The Tripartite Division of the Law
Moral, judicial, ceremonial — and what binds after Christ?
Settled clearly
Background
Patristic and medieval theology had developed a threefold division of the Mosaic law into moral, ceremonial, and judicial (or civil/political) commandments. Aquinas's *Summa* I-II q. 99 is the locus classicus. The Reformed inherited the division and used it to handle the question of OT continuity: the moral law (summarized in the Decalogue) binds perpetually; the ceremonial law (the temple, the sacrifices, the dietary and purity laws) is fulfilled and abrogated in Christ; the judicial law (the civil legislation of Israel) is expired with the Jewish polity, though its 'general equity' may inform later civil legislation. Anabaptists and some radical sects rejected the division (treating the whole Mosaic law as superseded). Some later theonomic readings would press the judicial law as continuing in its substance.
The Assembly’s handling
WCF XIX.3-4 affirms the tripartite division in classical form. XIX.3 handles the ceremonial law as 'now abrogated under the New Testament.' XIX.4 handles the judicial law as 'expired together with the State of that people' (Israel), 'not obliging any other now, further than the general equity thereof may require.' XIX.5 then affirms the perpetual obligation of the moral law.
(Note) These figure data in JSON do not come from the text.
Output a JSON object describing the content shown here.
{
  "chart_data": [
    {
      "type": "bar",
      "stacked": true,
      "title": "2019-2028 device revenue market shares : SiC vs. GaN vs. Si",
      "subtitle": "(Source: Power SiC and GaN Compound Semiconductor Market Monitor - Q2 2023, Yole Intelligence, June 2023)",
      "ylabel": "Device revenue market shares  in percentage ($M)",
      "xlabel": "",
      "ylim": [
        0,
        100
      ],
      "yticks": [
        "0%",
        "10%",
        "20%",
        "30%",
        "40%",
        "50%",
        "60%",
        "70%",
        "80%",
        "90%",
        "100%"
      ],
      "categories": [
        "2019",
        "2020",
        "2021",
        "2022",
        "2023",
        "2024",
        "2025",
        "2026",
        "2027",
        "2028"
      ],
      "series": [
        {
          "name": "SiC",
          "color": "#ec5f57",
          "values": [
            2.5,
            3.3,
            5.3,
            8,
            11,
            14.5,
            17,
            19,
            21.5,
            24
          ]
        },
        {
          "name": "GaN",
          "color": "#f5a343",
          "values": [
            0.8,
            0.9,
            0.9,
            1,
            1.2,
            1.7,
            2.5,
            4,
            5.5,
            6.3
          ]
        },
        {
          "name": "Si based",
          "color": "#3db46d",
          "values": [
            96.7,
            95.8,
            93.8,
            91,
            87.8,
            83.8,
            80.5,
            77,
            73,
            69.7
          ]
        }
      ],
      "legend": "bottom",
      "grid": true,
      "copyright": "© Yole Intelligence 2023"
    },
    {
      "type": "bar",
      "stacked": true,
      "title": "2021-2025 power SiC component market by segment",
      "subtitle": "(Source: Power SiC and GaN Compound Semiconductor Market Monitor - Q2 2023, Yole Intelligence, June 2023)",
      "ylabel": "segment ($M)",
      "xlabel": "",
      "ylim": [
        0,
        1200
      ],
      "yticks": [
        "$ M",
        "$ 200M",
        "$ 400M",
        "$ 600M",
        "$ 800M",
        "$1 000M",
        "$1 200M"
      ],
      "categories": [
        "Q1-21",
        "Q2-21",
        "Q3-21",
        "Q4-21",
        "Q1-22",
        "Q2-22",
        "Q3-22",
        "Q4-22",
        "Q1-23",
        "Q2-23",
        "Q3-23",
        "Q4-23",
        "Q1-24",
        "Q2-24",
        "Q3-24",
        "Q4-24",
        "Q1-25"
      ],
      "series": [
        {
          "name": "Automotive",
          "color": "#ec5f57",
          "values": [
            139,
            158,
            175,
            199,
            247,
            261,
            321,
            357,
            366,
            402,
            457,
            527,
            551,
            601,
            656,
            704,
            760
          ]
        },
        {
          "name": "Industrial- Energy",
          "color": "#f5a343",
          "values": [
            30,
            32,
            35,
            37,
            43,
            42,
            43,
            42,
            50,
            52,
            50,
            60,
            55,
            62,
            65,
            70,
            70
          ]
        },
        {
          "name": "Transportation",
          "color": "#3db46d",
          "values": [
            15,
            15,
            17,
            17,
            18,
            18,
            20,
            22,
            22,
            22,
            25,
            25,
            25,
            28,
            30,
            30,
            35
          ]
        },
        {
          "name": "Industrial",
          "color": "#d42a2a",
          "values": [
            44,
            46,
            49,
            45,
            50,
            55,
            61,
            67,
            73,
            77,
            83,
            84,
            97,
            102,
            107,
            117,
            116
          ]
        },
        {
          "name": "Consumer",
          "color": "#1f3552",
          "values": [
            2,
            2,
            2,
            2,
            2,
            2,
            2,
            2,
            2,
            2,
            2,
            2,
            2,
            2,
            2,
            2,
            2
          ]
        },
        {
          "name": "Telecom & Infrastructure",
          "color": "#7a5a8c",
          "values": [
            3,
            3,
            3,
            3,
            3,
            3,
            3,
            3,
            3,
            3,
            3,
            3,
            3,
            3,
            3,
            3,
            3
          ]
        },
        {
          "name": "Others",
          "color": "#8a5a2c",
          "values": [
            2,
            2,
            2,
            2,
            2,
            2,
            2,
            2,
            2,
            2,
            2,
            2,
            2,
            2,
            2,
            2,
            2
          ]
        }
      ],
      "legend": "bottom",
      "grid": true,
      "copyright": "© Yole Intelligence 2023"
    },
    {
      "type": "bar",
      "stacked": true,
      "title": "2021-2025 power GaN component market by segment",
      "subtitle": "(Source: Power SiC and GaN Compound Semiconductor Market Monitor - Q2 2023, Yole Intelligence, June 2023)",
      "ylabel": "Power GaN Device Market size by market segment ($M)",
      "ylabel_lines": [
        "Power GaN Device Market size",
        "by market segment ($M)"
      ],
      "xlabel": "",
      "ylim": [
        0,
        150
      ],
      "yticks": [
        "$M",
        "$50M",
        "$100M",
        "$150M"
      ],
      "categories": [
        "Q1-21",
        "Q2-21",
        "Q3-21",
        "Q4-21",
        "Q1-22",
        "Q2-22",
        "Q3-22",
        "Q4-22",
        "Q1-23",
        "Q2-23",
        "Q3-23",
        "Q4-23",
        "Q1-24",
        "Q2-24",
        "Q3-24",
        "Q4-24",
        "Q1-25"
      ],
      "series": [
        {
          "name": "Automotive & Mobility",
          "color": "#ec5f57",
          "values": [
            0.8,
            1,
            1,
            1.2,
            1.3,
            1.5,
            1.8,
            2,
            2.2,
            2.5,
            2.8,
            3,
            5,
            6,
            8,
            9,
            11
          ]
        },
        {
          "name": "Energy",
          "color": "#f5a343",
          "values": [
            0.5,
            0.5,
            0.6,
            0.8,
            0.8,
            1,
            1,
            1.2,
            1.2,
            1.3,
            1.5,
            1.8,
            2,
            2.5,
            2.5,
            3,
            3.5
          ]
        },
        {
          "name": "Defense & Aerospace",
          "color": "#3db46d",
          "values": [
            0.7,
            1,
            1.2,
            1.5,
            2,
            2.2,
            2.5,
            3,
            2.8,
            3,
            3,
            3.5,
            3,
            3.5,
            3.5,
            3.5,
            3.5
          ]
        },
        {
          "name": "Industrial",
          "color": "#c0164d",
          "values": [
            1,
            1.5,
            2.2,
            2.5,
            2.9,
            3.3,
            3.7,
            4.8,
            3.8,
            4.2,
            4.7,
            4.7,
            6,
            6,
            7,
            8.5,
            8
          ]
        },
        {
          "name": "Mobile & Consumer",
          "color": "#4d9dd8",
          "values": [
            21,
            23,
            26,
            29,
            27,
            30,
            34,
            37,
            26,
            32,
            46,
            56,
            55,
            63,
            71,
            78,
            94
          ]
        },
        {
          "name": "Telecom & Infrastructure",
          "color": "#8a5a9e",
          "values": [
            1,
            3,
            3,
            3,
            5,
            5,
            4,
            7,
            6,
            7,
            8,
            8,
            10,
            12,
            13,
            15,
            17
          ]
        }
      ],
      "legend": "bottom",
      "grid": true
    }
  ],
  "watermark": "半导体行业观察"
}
The 'general equity' clause has been the most contested element ever since: theonomists read it expansively; most Reformed read it as a hermeneutical principle for applying biblical wisdom to later legislation, not as a code binding modern magistrates.
Parties
The Assembly's classical-tripartite consensus
The Mosaic law divides into moral, ceremonial, and judicial; the moral binds perpetually, the ceremonial is abrogated in Christ, the judicial expired with the Jewish polity except for its general equity.
- Anthony Burgess (d. 1664)
- Edward Reynolds (1599–1676)
- Edmund Calamy the Elder (1600–1666)
- Anthony Tuckney (1599–1670)
Anabaptist abrogation (rejected)
The whole Mosaic law is superseded by Christ; the tripartite division is a Reformed scholastic invention without scriptural warrant.
Confessional language
WCF XIX.3: 'Besides this law, commonly called moral, God was pleased to give to the people of Israel, as a church under age, ceremonial laws…all which ceremonial laws are now abrogated, under the New Testament.' WCF XIX.4: 'To them also, as a body politic, he gave sundry judicial laws, which expired together with the State of that people; not obliging any other now, further than the general equity thereof may require.'
Ontology placement
This crux bears on the following attribute of the Westminster ontology. The Westminster baseline value is marked WCF.
VI · Law & Sanctification · Tripartite Division
Legacy
The 'general equity' clause has been the locus of the 20th-century theonomy debate. Rousas Rushdoony and Greg Bahnsen pressed an expansive reading of general equity as binding modern magistrates to the substance of the Mosaic judicial code; mainline Reformed (Meredith Kline, the OPC majority) rejected this as misreading Westminster. The Anabaptist abrogation reading has continued in various Mennonite and dispensationalist forms.